What You Can Learn From The US Women’s Hockey Team

I had a stressful training session yesterday.  It wasn’t the workout itself, but it was the fact that I kept checking my Twitter feed to find out what was going on in the Women’s Hockey final in Sochi.  The game pitted rivals and favorites USA and Canada.

The United States lost to Canada, 3-2.

After a 2-0 loss in the Vancouver Olympics and some recents wins, many were excited for this game.  My interest in this game wasn’t as large as my interest in the US Women’s Hockey team.  Short of playing a year of hockey in the 7th grade, I don’t have any times to the sport.

As a child, my mom was a huge impact on my impact in women’s sports.  That’s huge (Thanks, Mom) but I’m more interested in the behind the scenes.  Michael Boyle, a well respected strength coach who has had a huge impact on my learning, is their strength coach.  A stalwart of the “Keep It Simple (Stupid)” training philosophy, I love seeing what Coach Boyle is doing with the US Team.

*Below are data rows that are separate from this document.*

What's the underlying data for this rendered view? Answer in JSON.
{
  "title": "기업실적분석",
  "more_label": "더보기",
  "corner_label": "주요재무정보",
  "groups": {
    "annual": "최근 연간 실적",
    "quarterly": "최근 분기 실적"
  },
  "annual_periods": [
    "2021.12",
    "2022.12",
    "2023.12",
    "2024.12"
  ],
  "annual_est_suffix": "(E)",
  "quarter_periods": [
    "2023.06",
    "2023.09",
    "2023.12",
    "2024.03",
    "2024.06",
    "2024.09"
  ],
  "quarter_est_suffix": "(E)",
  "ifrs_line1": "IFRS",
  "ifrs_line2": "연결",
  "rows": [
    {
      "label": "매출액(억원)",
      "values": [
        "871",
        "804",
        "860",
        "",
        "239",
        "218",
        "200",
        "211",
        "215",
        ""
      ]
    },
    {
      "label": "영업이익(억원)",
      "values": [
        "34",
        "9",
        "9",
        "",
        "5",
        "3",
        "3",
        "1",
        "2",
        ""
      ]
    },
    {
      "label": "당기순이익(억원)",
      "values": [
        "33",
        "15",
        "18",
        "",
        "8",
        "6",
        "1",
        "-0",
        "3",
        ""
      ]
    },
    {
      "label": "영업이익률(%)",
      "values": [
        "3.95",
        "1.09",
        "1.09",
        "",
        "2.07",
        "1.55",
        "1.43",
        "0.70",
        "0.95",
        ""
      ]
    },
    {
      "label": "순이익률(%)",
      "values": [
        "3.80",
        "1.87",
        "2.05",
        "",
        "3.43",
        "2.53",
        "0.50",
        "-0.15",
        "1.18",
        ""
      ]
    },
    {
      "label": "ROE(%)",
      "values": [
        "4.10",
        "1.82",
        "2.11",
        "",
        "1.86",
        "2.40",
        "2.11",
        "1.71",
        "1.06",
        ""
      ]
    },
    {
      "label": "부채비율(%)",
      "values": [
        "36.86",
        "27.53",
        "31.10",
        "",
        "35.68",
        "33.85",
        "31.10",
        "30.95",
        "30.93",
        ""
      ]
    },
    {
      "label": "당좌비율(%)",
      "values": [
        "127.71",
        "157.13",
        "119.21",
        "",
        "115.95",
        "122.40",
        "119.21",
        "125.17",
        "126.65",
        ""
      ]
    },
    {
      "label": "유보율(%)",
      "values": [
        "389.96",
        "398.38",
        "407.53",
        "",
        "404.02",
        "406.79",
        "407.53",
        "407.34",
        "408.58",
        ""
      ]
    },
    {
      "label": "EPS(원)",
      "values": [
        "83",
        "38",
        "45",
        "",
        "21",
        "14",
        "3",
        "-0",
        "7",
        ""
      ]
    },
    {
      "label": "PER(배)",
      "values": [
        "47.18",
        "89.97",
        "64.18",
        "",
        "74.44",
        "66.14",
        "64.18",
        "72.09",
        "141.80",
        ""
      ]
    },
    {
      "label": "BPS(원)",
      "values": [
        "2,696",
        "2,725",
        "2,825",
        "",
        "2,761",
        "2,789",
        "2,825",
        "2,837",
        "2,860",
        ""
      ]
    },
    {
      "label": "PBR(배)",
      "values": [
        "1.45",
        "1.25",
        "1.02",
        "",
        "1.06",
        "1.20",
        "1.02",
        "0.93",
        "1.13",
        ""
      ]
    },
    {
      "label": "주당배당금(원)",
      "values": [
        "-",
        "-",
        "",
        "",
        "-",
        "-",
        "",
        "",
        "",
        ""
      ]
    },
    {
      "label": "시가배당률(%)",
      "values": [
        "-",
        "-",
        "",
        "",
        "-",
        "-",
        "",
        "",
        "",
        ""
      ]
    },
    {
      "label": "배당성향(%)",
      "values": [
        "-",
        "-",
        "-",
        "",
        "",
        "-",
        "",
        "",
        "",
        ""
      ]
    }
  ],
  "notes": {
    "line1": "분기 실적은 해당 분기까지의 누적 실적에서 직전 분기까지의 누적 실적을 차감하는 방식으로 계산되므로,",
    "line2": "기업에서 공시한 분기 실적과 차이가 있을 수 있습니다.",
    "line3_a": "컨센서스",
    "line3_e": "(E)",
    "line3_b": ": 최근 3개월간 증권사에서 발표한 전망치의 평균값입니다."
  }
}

The greater world of sports performance is slowly realizing that getting stronger is a huge aspect of increasing performance.  The greater world of fitness is slowly realizing that getting stronger is a huge aspect of enjoying quicker, better fitness outcomes.  It’s funny that we see the same thing there.

When it comes to strength, it’s good to keep things simple.  Really simple.  The Gray Cook adage of “Move Well, then Move More” couldn’t be more true, and More can refer to more reps, more sets, or more weight.  Considering I have some biases towards those who pick up heavy shit, some of my favorite videos are when MBSC posts videos of their tests.

Check out these three videos:

I appreciate these videos because I’ve seen them create two distinct reactions. The first is a jaw-dropping, “Holy shit they’re strong” while the second is  a scowl followed by, “That technique…”

Regardless of which reaction I see my response is usually this:

Yes, they’re stronger than you.

This typically turns into one of several archetypal conversations, which may include reasons why women shouldn’t lift weights, reasons why they’re not lifting weights correctly, or reasons why whoever is my conversational partner can’t match or exceed these performances.  (Usually that last part is with men.) At some point in this conversation, I can’t help but ask,

Where is your medal?

See, regardless of your views on training, it’s hard to argue with an Olympic caliber team.  Particularly for the technique police, some of these testing clips can be labeled as egregious movement with overt compensation patterns.

It’s often said that the best athletes in the world are the best compensators.  This is true.  Perhaps these videos can be taken as a testament to that.  The best athletes in the world are not the best despite how they compensate, but because they compensate.  Compensation is peak performance, and as such, the goal of training is not peak performance.  The goal of training is repeated performance.

Before we attempt to get better, we must first minimize the risks of injury during our strength training, during our sports training, and only then do we focus on sports performance.  During training, we don’t seek to eliminate what has been deemed compensation or dysfunction, but to reduce or minimize it.  An athlete that has increased performance without their compensation patterns is going to be a better athlete than those who only strive to increase their performance, or those who struggle to reduce their compensations.

There’s no such thing as eliminating movement dysfunction, as it’s arbitrary and different for any sport or activity.  Additionally, in many cases, attaining “good” movement is going to make you worse at your sport.  Sticking with the skating sports, I took note of what seems to be the desired speed skating position.


Now, if Sven was in the gym deadlifting, we’d probably all agree to cue him out of this position.  But Sven is not deadlifting.  Sven is wearing his gold medals.  There’s a difference.  As I expand on the concepts of optimal versus desireable for movement, I hope you help me pick one of these hashtags for Rio in 2016. #NeutralSpineDoesn’tWinGold or #TheresNoGoldForNeutralSpine

Working backwards, let’s think about the technique in those videos.  Those aren’t training sets.  They are testing sets.  They’re not intended to be beautiful snowflakes, gliding up and down with ease.  They’re intended to be opportunities to find and define maximal effort.  Those are intended to make you stronger.

That strength isn’t about moving beautifully.  It’s about fighting for more.  Let’s take a line from Fight Club: “How much can you know about yourself if you’ve never been in a fight?

Their fight isn’t something for you to arbitrarily judge.  It’s not about passive restraints or active restraints, about training stress, or your version of CNS fatigue.  It’s about being the best that they can be.

On a bigger scale, I like to believe that it’s about encouraging her to be the best she can be:


Getting better isn’t about being perfect.  Perfect is the enemy of progress.  Getting better is about fighting to get better.  Fight for it, even if at times you’re fighting yourself.

This afternoon the US Men’s Hockey Team lost 1-0 to Canada in the semi-final match. I’m hoping that our northern neighbors can bring home both gold medals for hockey.  That would be cool, eh?